To calculate CAC, you need to divide your outreach costs by the number of sales closed. If your product sells itself with a sales team, add no additional costs. However, if you have an inbound sales team, add their salaries as cost. Use this formula when you have the appropriate numbers:
CAC = Total Outreach Costs / Number of Deals Closed
All successful SaaS companies have one thing in common, a balanced CAC and LTV.
Ideally, according to David Skok, there are two rules.
- For a viable SaaS company, the LTV should be approximately 3 times your CAC.
- If needed, you will only have 12 months to recover your CAC. Any more time and the capital needs for sustainable growth will increase massively.
Depending on how complex your selling model is, CAC can vary a lot. To reduce CAC, you can minimize the level of effort given in sales, make it easier to use your product, or use A/B testing to develop better conversion rates.
To accurately calculate CAC, combine all your costs using spreadsheets or an automated system. In addition, make sure you add and track new paid users per time period.
10. Conversion Rate
The conversion rate is simply the number of leads that become paying customers. However, each company has different definitions of conversion rates. Some consider blog subscribers to be part of it, people who download resources from your website, or product-qualified leads, while others prefer marketing-qualified leads. Some just use the aggregate of them all.
The easiest, yet effective way to calculate conversion rates is to use PQLs. Using a combination of PQLs and new users that become customers, this formula can calculate your conversion rate.
Conversion Rate to Customer = Number of Product-qualified Leads / Total Number of New Customers in that Time Period
The conversion rate will tell you how well you’re converting leads into sales, so the higher the conversion rate, the greater your revenue.
Monitoring Key SaaS Metrics and KPIs for Sustainable Business Growth
In the SaaS world, every investment you make in productivity leads to an increase in the payback period. And for sustainable growth, you need the payback period to be as low as possible.

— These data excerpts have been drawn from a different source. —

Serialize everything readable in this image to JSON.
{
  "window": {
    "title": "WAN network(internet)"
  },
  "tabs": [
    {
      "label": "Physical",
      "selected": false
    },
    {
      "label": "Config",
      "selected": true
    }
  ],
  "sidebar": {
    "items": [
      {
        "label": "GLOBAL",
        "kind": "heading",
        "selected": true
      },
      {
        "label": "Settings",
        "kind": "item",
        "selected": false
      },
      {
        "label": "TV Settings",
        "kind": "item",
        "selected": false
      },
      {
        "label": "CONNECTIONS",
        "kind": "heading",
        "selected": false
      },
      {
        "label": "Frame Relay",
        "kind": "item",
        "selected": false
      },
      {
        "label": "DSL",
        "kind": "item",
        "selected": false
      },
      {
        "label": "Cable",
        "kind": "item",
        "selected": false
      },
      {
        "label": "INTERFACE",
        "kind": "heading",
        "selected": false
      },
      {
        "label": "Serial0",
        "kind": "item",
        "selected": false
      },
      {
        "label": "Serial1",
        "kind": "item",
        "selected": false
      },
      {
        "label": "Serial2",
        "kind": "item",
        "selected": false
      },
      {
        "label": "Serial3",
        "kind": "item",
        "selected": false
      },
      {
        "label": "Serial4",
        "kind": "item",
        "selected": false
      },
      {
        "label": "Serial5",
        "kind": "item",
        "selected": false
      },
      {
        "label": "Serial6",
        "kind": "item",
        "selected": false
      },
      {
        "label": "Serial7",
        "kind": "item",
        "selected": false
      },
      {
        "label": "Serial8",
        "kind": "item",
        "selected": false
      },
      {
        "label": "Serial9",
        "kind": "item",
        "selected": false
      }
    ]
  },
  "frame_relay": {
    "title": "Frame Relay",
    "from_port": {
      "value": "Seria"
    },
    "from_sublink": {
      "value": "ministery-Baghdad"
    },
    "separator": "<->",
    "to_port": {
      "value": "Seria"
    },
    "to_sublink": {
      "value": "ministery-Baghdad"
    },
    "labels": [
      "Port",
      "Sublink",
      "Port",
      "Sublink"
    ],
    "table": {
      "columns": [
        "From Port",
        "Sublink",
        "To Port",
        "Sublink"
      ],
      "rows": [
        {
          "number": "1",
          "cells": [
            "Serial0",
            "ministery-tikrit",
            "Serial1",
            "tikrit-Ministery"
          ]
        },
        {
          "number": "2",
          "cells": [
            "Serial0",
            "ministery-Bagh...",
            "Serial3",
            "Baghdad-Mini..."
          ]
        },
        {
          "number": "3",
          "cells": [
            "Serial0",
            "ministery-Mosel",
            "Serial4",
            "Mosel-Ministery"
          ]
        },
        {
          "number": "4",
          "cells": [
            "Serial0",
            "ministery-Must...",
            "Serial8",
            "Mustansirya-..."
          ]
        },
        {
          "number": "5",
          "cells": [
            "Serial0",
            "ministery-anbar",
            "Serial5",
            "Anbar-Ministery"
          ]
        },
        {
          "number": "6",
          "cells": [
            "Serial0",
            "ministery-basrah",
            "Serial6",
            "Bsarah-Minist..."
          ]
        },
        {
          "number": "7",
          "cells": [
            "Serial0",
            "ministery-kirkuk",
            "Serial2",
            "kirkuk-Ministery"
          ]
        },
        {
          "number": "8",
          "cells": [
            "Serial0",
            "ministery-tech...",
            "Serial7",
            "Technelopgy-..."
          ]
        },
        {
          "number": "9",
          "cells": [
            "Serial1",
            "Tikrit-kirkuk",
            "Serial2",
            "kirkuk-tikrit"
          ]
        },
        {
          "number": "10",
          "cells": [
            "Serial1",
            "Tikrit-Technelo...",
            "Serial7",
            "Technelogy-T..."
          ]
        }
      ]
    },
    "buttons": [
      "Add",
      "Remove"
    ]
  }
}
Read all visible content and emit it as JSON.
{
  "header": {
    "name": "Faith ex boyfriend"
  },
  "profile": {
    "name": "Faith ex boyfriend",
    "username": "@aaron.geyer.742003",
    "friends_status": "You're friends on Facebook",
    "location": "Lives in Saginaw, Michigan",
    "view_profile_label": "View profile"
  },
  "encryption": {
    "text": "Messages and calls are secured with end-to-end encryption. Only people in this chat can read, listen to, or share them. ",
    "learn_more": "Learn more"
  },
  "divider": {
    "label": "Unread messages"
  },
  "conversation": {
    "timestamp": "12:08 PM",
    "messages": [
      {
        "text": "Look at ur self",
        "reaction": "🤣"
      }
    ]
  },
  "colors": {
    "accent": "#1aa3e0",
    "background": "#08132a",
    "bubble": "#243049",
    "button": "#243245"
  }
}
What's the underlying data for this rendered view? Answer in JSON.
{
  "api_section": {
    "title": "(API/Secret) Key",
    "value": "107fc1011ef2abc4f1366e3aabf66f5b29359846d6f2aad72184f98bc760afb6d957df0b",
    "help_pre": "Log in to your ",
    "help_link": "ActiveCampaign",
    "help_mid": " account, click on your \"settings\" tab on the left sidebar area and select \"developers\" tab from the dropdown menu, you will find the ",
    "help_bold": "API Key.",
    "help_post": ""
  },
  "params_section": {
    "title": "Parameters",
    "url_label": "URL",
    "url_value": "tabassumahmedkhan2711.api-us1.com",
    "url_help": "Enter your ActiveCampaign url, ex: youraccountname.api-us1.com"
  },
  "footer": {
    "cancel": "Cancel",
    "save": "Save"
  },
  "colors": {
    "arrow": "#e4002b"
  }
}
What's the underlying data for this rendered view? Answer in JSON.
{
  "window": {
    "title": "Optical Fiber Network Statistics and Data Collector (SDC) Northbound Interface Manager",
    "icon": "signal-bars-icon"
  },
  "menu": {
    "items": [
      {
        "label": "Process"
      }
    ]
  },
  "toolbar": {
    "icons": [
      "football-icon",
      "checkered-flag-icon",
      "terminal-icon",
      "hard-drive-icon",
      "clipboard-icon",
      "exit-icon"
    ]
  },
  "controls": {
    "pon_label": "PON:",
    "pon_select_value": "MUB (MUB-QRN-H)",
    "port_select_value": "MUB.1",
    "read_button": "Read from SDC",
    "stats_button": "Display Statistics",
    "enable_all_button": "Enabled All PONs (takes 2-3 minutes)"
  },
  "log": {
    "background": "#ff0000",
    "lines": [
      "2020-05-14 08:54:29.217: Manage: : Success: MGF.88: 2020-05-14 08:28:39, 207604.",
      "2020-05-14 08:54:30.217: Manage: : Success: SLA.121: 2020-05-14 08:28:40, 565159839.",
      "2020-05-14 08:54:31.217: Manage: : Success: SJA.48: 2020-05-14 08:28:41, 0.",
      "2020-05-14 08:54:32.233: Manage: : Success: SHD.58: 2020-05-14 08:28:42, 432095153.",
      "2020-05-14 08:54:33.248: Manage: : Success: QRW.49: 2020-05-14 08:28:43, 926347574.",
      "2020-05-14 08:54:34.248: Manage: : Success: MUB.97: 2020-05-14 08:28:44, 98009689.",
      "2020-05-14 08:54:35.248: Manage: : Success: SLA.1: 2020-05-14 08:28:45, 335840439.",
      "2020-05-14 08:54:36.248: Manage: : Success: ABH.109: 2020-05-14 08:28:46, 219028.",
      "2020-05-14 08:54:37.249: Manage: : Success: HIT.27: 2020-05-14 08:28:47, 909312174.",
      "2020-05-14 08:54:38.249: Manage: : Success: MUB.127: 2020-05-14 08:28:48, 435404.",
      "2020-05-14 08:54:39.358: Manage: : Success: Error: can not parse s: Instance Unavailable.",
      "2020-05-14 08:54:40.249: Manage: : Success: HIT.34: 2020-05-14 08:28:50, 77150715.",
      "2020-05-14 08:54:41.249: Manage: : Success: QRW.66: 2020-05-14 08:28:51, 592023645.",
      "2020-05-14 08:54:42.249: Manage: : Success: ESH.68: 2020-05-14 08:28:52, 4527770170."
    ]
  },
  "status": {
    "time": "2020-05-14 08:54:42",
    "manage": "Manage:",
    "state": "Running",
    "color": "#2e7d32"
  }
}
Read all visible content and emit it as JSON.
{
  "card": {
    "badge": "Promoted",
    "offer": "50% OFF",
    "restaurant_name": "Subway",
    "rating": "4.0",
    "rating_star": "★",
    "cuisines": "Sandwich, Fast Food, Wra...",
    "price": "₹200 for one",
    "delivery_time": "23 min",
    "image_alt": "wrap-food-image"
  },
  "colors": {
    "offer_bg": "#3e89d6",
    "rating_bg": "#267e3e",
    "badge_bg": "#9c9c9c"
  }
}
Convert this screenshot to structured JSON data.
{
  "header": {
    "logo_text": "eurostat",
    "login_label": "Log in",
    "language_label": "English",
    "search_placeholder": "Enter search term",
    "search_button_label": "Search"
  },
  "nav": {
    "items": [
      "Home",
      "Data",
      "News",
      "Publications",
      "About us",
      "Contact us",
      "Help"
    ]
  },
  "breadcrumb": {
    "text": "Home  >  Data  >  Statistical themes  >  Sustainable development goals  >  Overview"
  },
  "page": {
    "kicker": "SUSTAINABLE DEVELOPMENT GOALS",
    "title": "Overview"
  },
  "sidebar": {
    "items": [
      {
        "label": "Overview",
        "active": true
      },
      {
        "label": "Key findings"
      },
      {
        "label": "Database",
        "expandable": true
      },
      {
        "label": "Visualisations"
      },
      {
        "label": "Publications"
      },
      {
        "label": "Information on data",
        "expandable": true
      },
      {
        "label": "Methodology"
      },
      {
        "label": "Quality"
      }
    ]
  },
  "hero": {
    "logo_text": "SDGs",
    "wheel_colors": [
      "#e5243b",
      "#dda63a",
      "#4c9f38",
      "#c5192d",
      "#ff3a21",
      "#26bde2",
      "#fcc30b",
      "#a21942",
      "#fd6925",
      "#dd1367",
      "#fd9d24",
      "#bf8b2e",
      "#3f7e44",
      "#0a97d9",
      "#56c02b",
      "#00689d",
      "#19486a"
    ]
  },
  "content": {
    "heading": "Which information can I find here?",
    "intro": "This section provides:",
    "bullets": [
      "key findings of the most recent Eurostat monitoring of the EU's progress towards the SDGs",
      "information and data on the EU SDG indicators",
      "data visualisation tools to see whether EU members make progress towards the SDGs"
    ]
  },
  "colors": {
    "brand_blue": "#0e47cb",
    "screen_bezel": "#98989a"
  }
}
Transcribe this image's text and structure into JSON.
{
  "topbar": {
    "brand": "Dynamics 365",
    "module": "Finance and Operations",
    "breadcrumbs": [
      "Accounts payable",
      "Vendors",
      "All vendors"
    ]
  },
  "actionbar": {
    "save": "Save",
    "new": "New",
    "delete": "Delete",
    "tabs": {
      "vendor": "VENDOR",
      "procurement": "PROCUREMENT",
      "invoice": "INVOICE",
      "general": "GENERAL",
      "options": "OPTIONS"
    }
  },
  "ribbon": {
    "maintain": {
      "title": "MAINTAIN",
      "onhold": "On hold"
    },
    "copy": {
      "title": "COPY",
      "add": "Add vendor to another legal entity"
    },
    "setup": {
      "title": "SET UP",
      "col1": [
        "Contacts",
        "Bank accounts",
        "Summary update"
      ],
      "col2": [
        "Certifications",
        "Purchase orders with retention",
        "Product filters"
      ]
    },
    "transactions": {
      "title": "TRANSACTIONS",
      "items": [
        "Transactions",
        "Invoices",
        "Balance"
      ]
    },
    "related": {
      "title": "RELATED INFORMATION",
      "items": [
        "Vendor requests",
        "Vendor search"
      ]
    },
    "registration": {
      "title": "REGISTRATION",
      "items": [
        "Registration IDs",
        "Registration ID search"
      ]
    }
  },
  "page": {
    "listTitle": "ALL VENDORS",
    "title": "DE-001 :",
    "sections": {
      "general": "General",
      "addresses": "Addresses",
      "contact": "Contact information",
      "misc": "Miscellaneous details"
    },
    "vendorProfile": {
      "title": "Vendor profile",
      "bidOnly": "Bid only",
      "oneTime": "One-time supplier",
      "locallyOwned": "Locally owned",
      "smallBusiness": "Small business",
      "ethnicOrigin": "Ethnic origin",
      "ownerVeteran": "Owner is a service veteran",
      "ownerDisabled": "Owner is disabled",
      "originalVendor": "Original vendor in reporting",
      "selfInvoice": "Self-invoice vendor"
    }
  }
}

This means you need constant cash flow. For that, you need continuous sales while retaining existing clients. Hiring and onboarding experienced sales teams can help with that. Meanwhile, you can invest in software like Salesforce to make the process more efficient.
You can also take inspiration from these successful software service examples.
Ultimately, it all boils down to understanding, measuring, and monitoring the proper SaaS metrics and KPIs. With all that data, historical data from the success of other SaaS companies, and your team – you can genuinely achieve sustainable SaaS business growth.